The announcement, posted on May 4, did not set a hard final day of service. What it did make clear was that the end had come for a small, local-first operation that spent nearly a decade trying to be more than a place to drink beer. BlackRock’s original plan called for a 15-barrel production brewery, a tasting room in east Tucson, and beer sold locally and regionally. The founders also said Tucson could support far more breweries than it had at the time, estimating room for about 30 based on per-capita numbers.
That bet came with a real taproom identity. BlackRock opened with an industrial farmhouse look, board games, occasional live acoustic music, food trucks, and a lineup that included a cream ale, pale ale, IPA, vanilla porter and amber ale. Gene Sandoval was hired as head brewer, and the taproom started with four to six taps before adding guest beers.

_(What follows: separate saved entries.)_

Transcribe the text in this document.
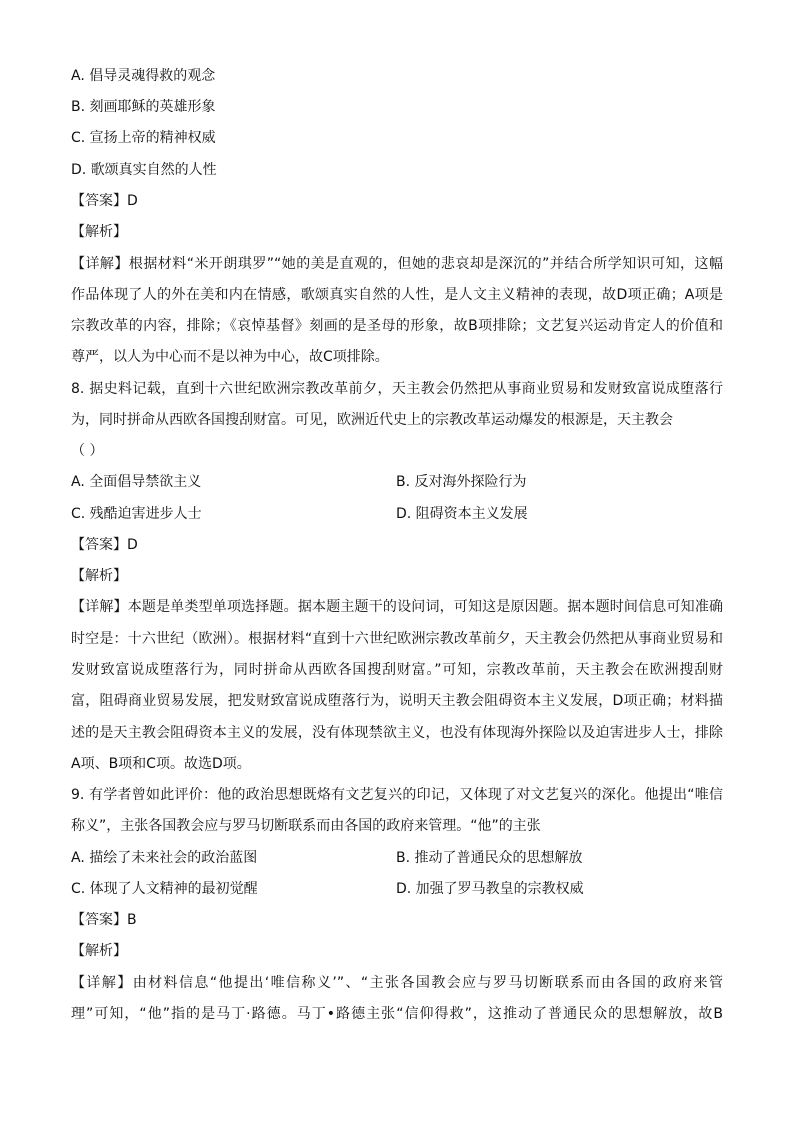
A. 倡导灵魂得救的观念
B. 刻画耶稣的英雄形象
C. 宣扬上帝的精神权威
D. 歌颂真实自然的人性
【答案】D
【解析】
【详解】根据材料“米开朗琪罗”“她的美是直观的，但她的悲哀却是深沉的”并结合所学知识可知，这幅
作品体现了人的外在美和内在情感，歌颂真实自然的人性，是人文主义精神的表现，故D项正确；A项是
宗教改革的内容，排除；《哀悼基督》刻画的是圣母的形象，故B项排除；文艺复兴运动肯定人的价值和
尊严，以人为中心而不是以神为中心，故C项排除。
8. 据史料记载，直到十六世纪欧洲宗教改革前夕，天主教会仍然把从事商业贸易和发财致富说成堕落行
为，同时拼命从西欧各国搜刮财富。可见，欧洲近代史上的宗教改革运动爆发的根源是，天主教会
（ ）
A. 全面倡导禁欲主义	B. 反对海外探险行为
C. 残酷迫害进步人士	D. 阻碍资本主义发展
【答案】D
【解析】
【详解】本题是单类型单项选择题。据本题主题干的设问词，可知这是原因题。据本题时间信息可知准确
时空是：十六世纪（欧洲）。根据材料“直到十六世纪欧洲宗教改革前夕，天主教会仍然把从事商业贸易和
发财致富说成堕落行为，同时拼命从西欧各国搜刮财富。”可知，宗教改革前，天主教会在欧洲搜刮财
富，阻碍商业贸易发展，把发财致富说成堕落行为，说明天主教会阻碍资本主义发展，D项正确；材料描
述的是天主教会阻碍资本主义的发展，没有体现禁欲主义，也没有体现海外探险以及迫害进步人士，排除
A项、B项和C项。故选D项。
9. 有学者曾如此评价：他的政治思想既烙有文艺复兴的印记，又体现了对文艺复兴的深化。他提出“唯信
称义”，主张各国教会应与罗马切断联系而由各国的政府来管理。“他”的主张
A. 描绘了未来社会的政治蓝图	B. 推动了普通民众的思想解放
C. 体现了人文精神的最初觉醒	D. 加强了罗马教皇的宗教权威
【答案】B
【解析】
【详解】由材料信息“他提出‘唯信称义’”、“主张各国教会应与罗马切断联系而由各国的政府来管
理”可知，“他”指的是马丁·路德。马丁•路德主张“信仰得救”，这推动了普通民众的思想解放，故B
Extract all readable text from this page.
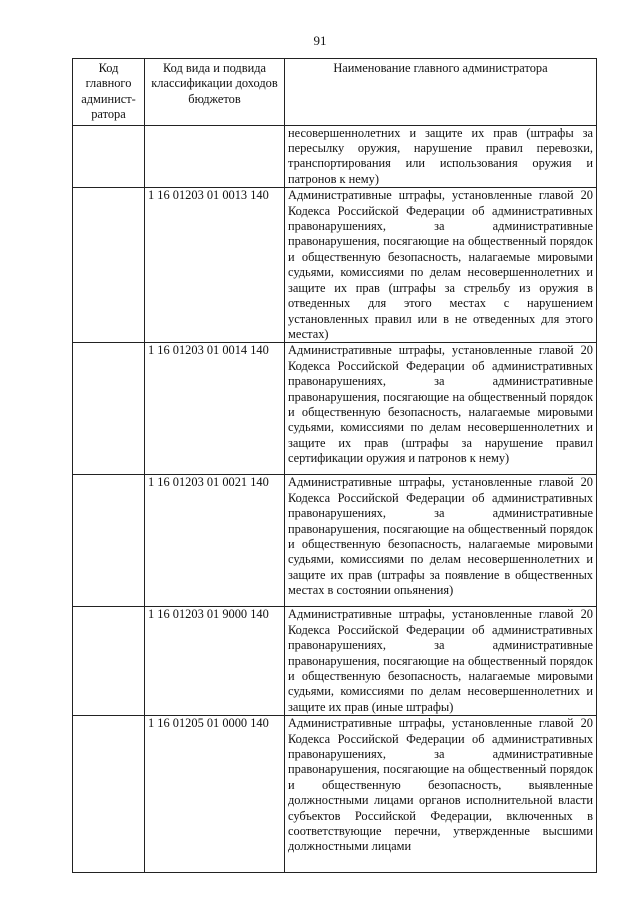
91
Код главного админист-ратора	Код вида и подвида классификации доходов бюджетов	Наименование главного администратора
		несовершеннолетних и защите их прав (штрафы за пересылку оружия, нарушение правил перевозки, транспортирования или использования оружия и патронов к нему)
	1 16 01203 01 0013 140	Административные штрафы, установленные главой 20 Кодекса Российской Федерации об административных правонарушениях, за административные правонарушения, посягающие на общественный порядок и общественную безопасность, налагаемые мировыми судьями, комиссиями по делам несовершеннолетних и защите их прав (штрафы за стрельбу из оружия в отведенных для этого местах с нарушением установленных правил или в не отведенных для этого местах)
	1 16 01203 01 0014 140	Административные штрафы, установленные главой 20 Кодекса Российской Федерации об административных правонарушениях, за административные правонарушения, посягающие на общественный порядок и общественную безопасность, налагаемые мировыми судьями, комиссиями по делам несовершеннолетних и защите их прав (штрафы за нарушение правил сертификации оружия и патронов к нему)
	1 16 01203 01 0021 140	Административные штрафы, установленные главой 20 Кодекса Российской Федерации об административных правонарушениях, за административные правонарушения, посягающие на общественный порядок и общественную безопасность, налагаемые мировыми судьями, комиссиями по делам несовершеннолетних и защите их прав (штрафы за появление в общественных местах в состоянии опьянения)
	1 16 01203 01 9000 140	Административные штрафы, установленные главой 20 Кодекса Российской Федерации об административных правонарушениях, за административные правонарушения, посягающие на общественный порядок и общественную безопасность, налагаемые мировыми судьями, комиссиями по делам несовершеннолетних и защите их прав (иные штрафы)
	1 16 01205 01 0000 140	Административные штрафы, установленные главой 20 Кодекса Российской Федерации об административных правонарушениях, за административные правонарушения, посягающие на общественный порядок и общественную безопасность, выявленные должностными лицами органов исполнительной власти субъектов Российской Федерации, включенных в соответствующие перечни, утвержденные высшими должностными лицами
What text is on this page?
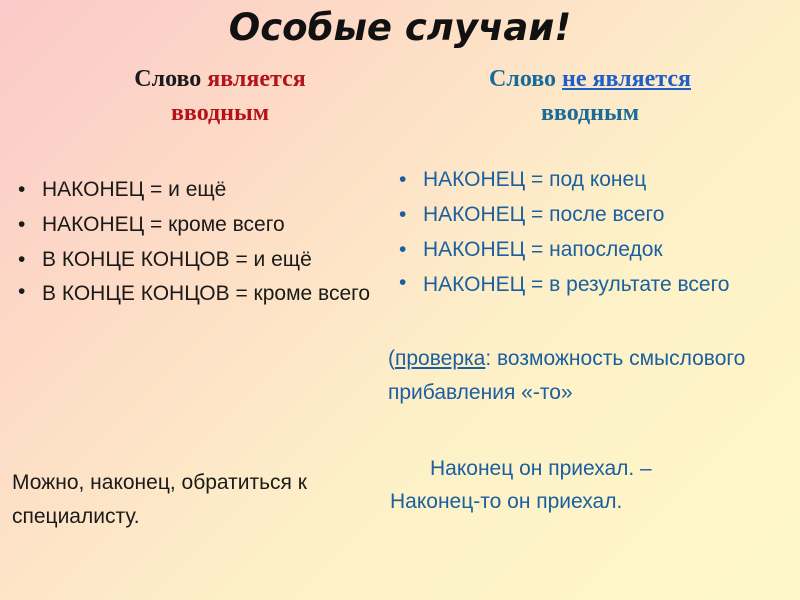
Особые случаи!
Слово является
вводным
Слово не является
вводным
• НАКОНЕЦ = и ещё
• НАКОНЕЦ = кроме всего
• В КОНЦЕ КОНЦОВ = и ещё
• В КОНЦЕ КОНЦОВ = кроме всего
• НАКОНЕЦ = под конец
• НАКОНЕЦ = после всего
• НАКОНЕЦ = напоследок
• НАКОНЕЦ = в результате всего
(проверка: возможность смыслового прибавления «-то»
Можно, наконец, обратиться к специалисту.
Наконец он приехал. –
Наконец-то он приехал.
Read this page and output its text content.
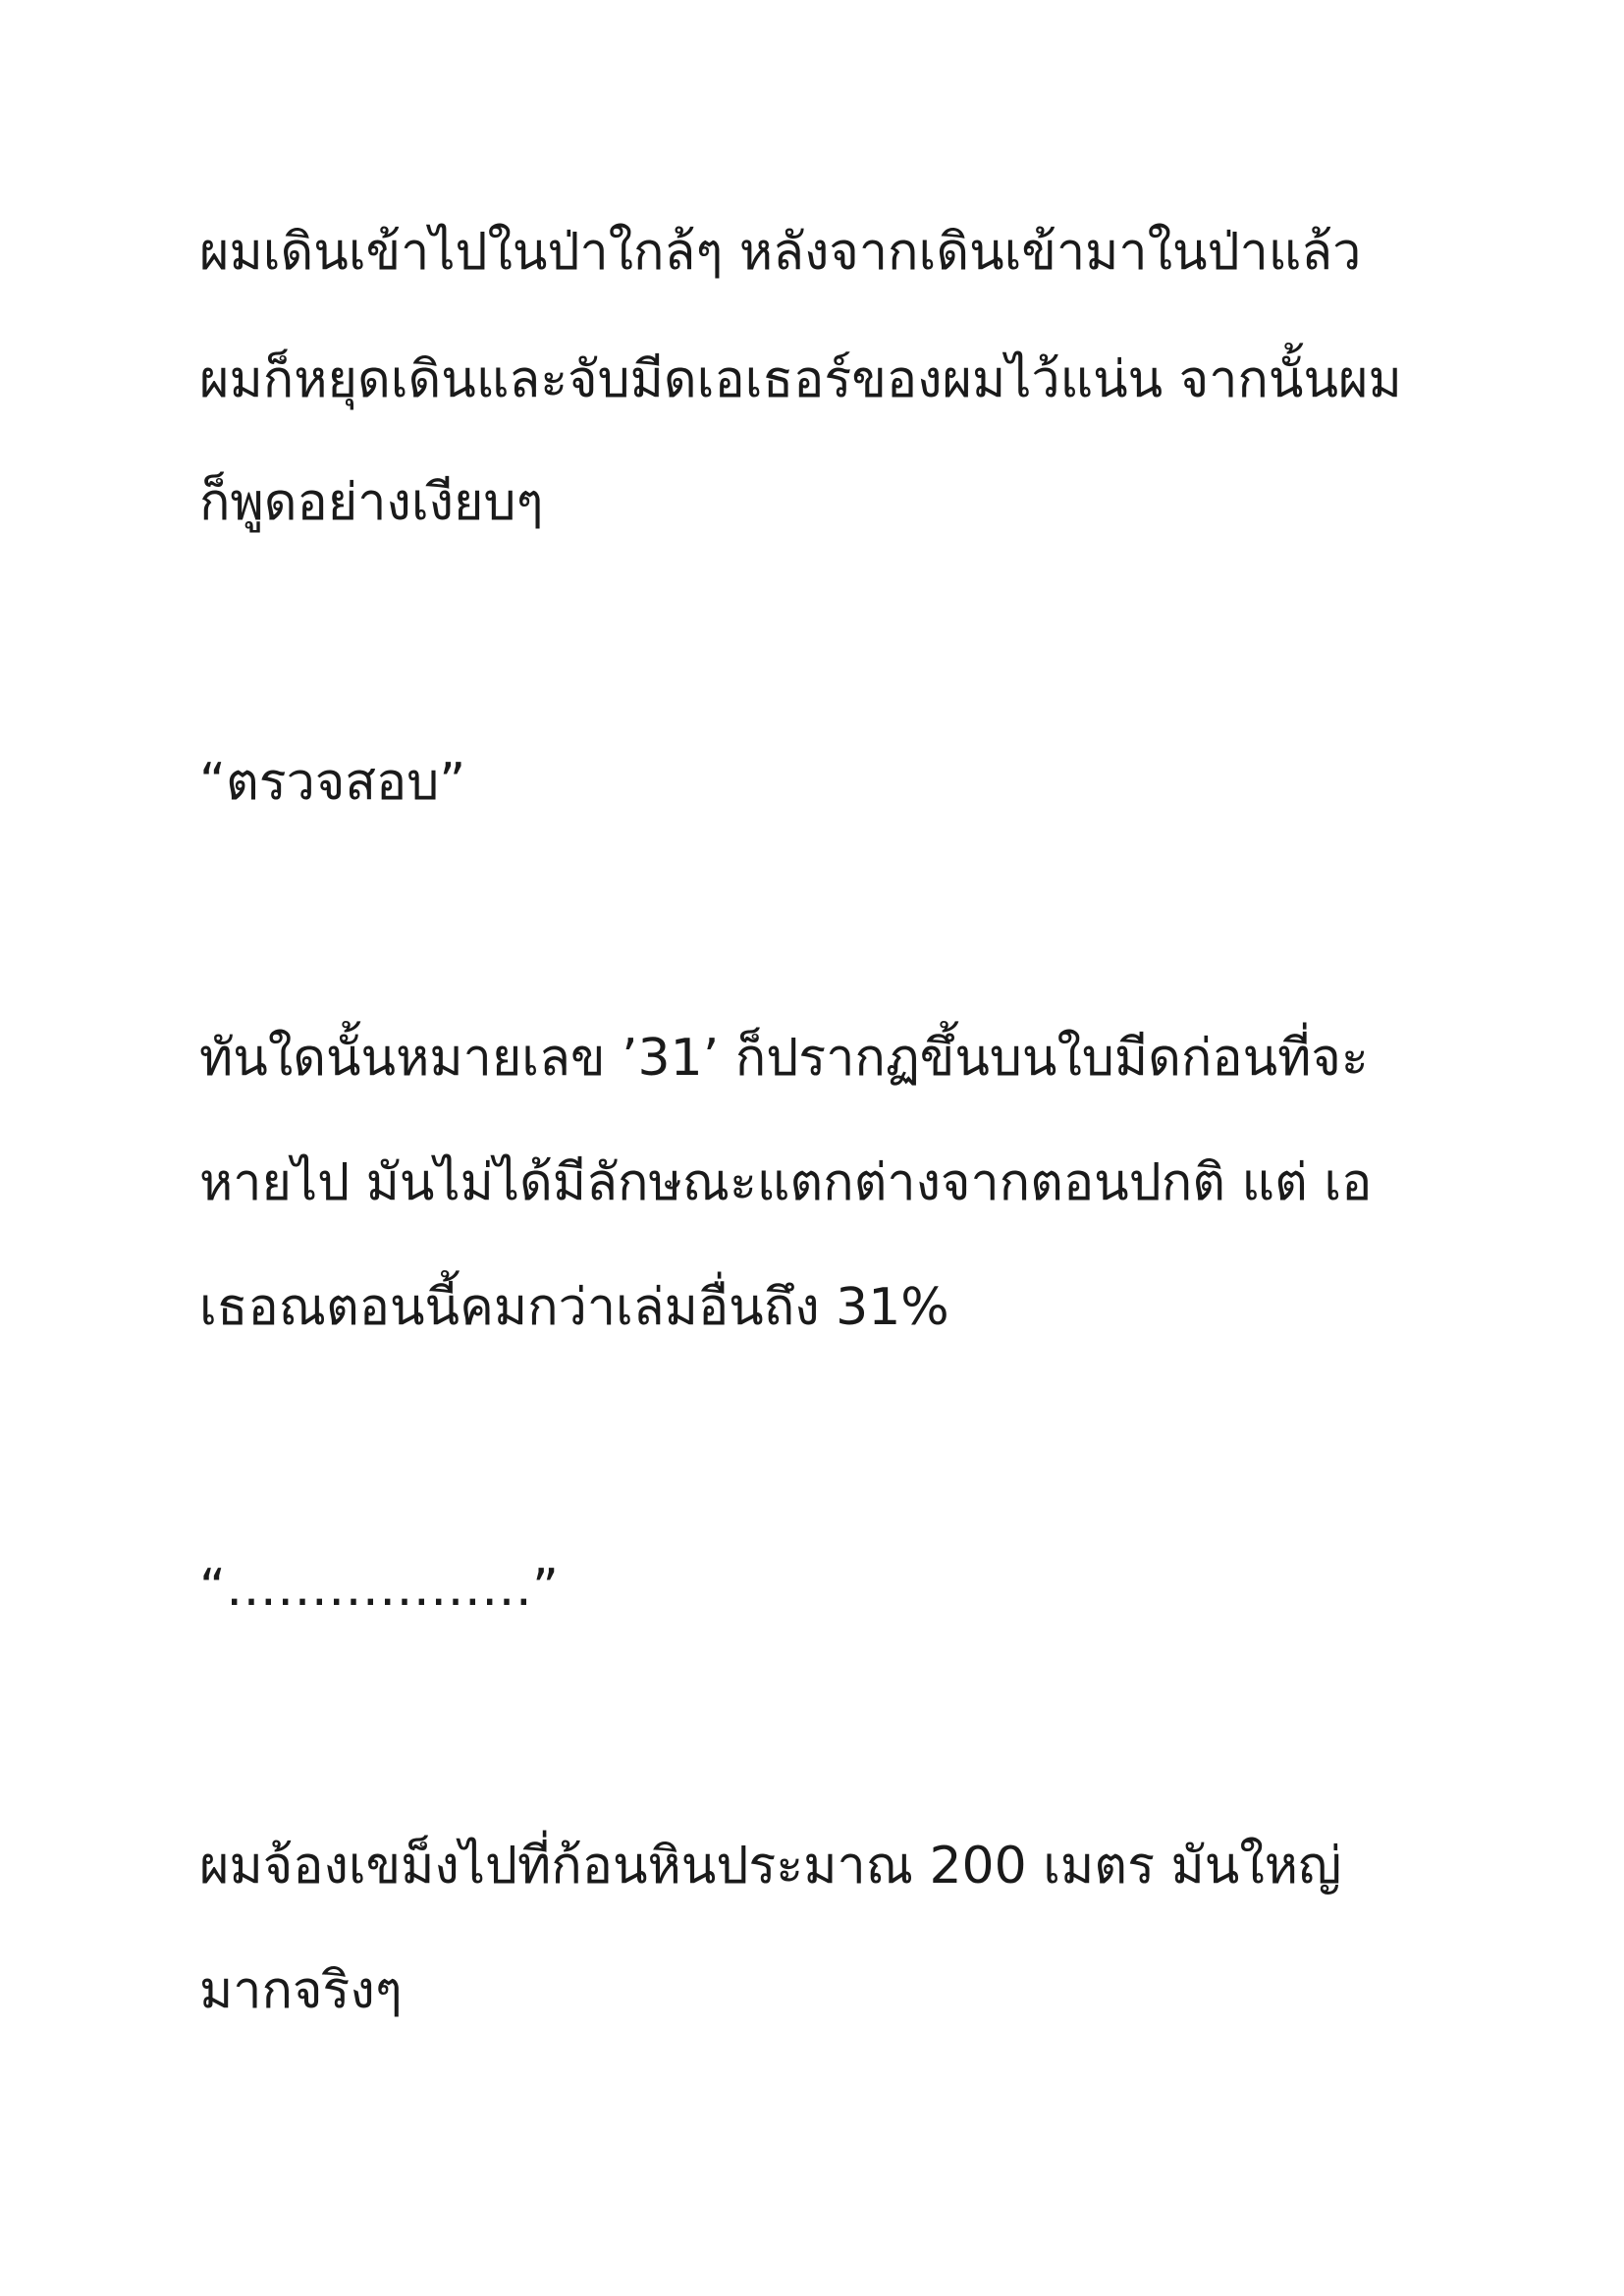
ผมเดินเข้าไปในป่าใกล้ๆ หลังจากเดินเข้ามาในป่าแล้ว

ผมก็หยุดเดินและจับมีดเอเธอร์ของผมไว้แน่น จากนั้นผม

ก็พูดอย่างเงียบๆ

“ตรวจสอบ”

ทันใดนั้นหมายเลข ’31’ ก็ปรากฏขึ้นบนใบมีดก่อนที่จะ

หายไป มันไม่ได้มีลักษณะแตกต่างจากตอนปกติ แต่ เอ

เธอณตอนนี้คมกว่าเล่มอื่นถึง 31%

“………………”

ผมจ้องเขม็งไปที่ก้อนหินประมาณ 200 เมตร มันใหญ่

มากจริงๆ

It also leaned into a “foreign exchange” idea that let east-side customers drink beers from other Tucson breweries without driving across town.
BlackRock’s reach went beyond the taproom. Its beer showed up at Beyond Bread, Short Rest Tavern, Three Canyon Beer and Wine Garden, Casa Video, Hotel McCoy and Empire Pizza, a distribution footprint that fit the brewery’s neighborhood-first approach even as the market tightened around it.
For Tucson beer drinkers, the loss is not just another closure on a crowded list. BlackRock was one of the east side’s anchors, the kind of place that made a part of town feel like it belonged in the city’s craft beer map. Its nine-year run traces a familiar arc in modern brewing: the leap from homebrew dream to commercial taproom is possible, but keeping that dream alive against rising costs is a much harder pour.